In 2018, Flutterwave became one of the early entrants eastward when it launched its payments solution, Barter, in Kenya and later, in 2020, in Rwanda.

However, in Kenya, the West African fintech giant faced legal challenges after authorities accused it of abetting money laundering in 2020 and froze its accounts.

But High Court Judge Nixon Sifuna gave it respite, throwing out the case and criticising Kenya’s Assets Recovery Agency (ARA) for initiating the suit without completing investigations, deeming the action “inappropriate, negligent, reckless, and absurd.”

Meanwhile, Paystack has expanded its presence in East Africa since acquiring a Payment Service Provider license from the Central Bank of Kenya (CBK), enabling it to launch regional operations formally.

In October 2020, the Nigerian fintech was acquired by Stripe and has steadily integrated into East Africa’s financial ecosystem, working with local payment processors and businesses to facilitate digital transactions. 

Chipper Cash, founded in San Francisco by a Ghanaian and Ugandan duo, has also bolstered its regional presence. It focuses on cross-border payments and remittances.

Nigeria became its operational birthplace, serving as the launchpad for its rapid growth across Africa. The company now operates in Kenya, Uganda, Rwanda, and Tanzania, leveraging mobile money integrations to facilitate seamless transactions.

Lured by Growth, Nigerian Fintechs Expand into East Africa

In March, it partnered with Ripple to enhance its payment infrastructure, using blockchain technology to enable faster and more cost-effective remittances across Africa.

East Africa’s appeal lies in its well-established mobile money infrastructure, led by Kenya’s M-Pesa, widely regarded as Africa’s most successful fintech platform. Mobile transactions dominate the financial landscape, creating an environment where digital payment providers can scale quickly.

Nigerian fintechs’ aggressive push into East Africa comes as cross-border trade and remittance flows within Africa expand under the African Continental Free Trade Area (AfCFTA), fuelling demand for efficient payment solutions.

Those launching eastwards are positioning themselves as complementary players, offering services beyond traditional mobile wallets, including digital lending, payment processing, and SME financing.

According to Macharia, regulatory conditions have also contributed to attracting Nigerian fintech to East Africa.

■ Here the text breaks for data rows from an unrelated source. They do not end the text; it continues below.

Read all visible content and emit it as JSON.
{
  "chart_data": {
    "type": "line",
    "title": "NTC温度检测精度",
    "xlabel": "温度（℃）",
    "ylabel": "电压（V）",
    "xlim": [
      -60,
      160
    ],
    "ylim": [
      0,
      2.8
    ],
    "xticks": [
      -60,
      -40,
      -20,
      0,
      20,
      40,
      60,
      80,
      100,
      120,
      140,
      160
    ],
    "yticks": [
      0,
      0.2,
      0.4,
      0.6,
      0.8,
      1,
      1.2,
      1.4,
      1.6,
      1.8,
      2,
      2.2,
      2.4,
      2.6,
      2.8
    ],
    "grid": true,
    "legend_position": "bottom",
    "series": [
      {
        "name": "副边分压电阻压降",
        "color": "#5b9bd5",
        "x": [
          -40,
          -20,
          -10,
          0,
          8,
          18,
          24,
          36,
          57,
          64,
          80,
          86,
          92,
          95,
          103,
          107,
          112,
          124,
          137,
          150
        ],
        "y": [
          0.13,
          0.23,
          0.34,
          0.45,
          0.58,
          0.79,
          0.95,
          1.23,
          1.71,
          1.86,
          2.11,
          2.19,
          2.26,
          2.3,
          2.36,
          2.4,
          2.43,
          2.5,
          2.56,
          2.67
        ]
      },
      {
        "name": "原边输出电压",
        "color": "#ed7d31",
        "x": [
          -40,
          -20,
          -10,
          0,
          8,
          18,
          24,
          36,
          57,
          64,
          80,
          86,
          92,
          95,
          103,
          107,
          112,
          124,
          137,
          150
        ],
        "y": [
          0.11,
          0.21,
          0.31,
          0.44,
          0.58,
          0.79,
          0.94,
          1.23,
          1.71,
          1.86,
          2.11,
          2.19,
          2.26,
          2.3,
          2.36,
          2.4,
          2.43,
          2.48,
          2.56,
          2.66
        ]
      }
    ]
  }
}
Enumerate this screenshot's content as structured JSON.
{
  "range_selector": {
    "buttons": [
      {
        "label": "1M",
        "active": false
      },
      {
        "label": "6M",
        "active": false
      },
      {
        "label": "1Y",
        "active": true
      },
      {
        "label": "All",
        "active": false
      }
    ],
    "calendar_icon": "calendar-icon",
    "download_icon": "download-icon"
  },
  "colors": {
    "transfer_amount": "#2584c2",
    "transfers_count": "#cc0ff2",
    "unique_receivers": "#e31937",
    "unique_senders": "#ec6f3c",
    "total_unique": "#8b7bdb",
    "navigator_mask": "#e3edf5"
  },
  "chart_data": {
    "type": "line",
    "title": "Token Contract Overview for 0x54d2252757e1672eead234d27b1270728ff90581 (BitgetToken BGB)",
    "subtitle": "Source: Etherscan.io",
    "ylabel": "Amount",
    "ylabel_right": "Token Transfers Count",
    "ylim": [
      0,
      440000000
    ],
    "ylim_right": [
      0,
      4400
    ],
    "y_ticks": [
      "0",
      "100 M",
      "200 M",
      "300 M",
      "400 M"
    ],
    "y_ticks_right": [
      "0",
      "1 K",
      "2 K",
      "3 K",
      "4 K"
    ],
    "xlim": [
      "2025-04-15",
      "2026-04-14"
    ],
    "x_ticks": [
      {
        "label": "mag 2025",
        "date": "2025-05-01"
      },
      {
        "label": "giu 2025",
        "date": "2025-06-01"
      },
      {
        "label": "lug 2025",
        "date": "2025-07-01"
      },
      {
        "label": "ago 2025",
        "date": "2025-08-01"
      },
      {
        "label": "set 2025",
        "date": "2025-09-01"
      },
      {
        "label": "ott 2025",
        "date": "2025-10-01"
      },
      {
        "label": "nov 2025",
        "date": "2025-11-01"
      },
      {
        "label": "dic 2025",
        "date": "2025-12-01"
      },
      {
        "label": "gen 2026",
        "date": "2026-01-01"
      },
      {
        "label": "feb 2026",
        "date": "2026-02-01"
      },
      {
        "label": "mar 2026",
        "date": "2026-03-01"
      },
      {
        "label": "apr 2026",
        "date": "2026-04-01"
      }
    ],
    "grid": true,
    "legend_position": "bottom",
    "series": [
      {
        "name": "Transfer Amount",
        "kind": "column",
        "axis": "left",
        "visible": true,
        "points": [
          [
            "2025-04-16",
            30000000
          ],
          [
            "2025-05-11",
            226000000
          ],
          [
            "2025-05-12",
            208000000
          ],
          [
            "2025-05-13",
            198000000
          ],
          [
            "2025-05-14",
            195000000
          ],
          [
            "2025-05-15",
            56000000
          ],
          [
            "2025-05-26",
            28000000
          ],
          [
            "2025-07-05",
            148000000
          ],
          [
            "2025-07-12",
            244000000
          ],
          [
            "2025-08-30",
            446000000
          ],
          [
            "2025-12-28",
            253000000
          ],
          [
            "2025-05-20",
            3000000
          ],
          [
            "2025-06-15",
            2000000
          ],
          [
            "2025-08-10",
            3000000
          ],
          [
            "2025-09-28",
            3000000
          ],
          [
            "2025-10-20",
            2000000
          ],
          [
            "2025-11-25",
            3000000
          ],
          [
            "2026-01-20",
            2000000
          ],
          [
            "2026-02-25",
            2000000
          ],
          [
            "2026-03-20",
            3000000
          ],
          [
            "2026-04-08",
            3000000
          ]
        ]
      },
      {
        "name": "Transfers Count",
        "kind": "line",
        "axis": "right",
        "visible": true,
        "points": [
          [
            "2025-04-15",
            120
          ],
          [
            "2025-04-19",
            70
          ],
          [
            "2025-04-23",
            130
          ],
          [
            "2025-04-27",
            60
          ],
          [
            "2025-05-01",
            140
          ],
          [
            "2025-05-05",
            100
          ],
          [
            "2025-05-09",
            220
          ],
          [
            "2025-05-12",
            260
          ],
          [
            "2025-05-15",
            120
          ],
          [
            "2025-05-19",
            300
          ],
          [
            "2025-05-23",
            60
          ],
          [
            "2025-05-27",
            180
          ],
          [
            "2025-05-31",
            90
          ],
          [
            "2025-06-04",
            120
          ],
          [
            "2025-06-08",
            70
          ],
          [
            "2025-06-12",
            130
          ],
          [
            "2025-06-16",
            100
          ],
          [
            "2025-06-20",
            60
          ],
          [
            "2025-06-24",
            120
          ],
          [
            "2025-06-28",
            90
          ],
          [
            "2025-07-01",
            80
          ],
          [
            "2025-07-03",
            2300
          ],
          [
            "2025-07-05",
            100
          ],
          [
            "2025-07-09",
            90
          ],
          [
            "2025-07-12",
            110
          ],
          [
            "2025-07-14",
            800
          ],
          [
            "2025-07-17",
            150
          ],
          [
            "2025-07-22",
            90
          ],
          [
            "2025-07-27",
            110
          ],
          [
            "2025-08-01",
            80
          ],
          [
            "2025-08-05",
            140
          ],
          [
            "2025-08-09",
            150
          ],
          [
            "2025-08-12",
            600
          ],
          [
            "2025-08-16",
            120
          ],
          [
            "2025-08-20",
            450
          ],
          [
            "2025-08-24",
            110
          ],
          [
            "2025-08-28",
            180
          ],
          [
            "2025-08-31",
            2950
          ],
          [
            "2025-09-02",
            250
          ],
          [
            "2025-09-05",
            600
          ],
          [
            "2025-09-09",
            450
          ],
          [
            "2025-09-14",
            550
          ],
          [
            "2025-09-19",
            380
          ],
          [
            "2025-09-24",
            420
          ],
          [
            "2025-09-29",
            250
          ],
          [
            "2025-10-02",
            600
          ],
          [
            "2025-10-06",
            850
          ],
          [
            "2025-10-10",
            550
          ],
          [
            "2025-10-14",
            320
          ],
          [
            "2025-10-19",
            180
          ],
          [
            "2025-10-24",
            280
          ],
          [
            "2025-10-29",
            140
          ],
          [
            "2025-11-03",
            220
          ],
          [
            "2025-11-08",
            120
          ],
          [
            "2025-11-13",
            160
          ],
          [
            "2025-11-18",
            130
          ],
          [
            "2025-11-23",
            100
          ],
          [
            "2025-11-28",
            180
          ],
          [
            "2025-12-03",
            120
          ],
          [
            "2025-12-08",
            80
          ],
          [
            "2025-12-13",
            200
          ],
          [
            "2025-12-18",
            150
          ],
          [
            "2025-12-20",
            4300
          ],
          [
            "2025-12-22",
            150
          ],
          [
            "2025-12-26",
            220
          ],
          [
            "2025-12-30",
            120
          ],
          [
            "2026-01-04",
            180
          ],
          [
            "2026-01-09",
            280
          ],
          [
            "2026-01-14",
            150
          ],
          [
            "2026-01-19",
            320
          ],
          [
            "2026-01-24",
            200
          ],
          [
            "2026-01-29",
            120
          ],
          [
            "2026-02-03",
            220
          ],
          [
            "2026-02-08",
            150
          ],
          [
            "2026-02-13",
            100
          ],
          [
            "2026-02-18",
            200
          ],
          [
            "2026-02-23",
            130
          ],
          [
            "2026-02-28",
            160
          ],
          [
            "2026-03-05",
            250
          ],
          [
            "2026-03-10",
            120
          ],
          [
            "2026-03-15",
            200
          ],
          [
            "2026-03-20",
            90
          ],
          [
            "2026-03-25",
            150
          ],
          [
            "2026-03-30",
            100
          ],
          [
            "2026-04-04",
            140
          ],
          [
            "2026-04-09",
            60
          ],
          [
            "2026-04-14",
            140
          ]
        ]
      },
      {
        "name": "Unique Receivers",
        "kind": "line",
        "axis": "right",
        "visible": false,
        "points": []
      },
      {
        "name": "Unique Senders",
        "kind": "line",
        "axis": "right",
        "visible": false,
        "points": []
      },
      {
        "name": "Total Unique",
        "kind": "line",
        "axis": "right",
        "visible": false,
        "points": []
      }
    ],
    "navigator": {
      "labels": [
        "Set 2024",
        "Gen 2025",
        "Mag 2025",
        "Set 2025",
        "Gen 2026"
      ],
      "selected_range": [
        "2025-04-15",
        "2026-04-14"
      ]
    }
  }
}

Countries like Kenya and Rwanda have introduced policies encouraging digital financial services, making establishing operations easier for foreign fintech firms.

In contrast, Nigeria’s regulatory environment has posed challenges, with shifting policies and restrictions on cryptocurrency transactions, unlike in East Africa, which enjoys a lax legal regime.

Investment trends support the expansion, with venture capital funding into East African fintech surging as international investors increasingly back startups in Nairobi and Kigali.

The influx of financing creates a natural bridge for Nigerian firms seeking cross-border partnerships. Paystack’s recent collaborations with Kenyan payment processors point to an evolving landscape in which Nigerian fintechs integrate into established networks rather than building entirely new systems.

But competition remains a challenge. With well-rooted mobile money providers dominating the market, Nigerian fintechs entering East Africa must differentiate their offerings. Some firms focus on business solutions, targeting merchants and small businesses rather than individual consumers. Others, like Moniepoint, leverage banking infrastructure to support enterprise payments, aiming to carve a niche in digital financial services beyond mobile money.

Despite the momentum, risks remain. Compliance hurdles, local competition, and consumer adoption rates will influence how successfully Nigerian fintechs navigate East Africa’s fintech landscape.

While mobile money is dominant, alternative digital payment systems still require strong customer trust and usability. Cybersecurity and fraud prevention efforts are also top priorities as fintech operations scale.

As new partnerships emerge and competition intensifies, companies must tailor their models to local market needs while leveraging the region’s fintech-friendly policies.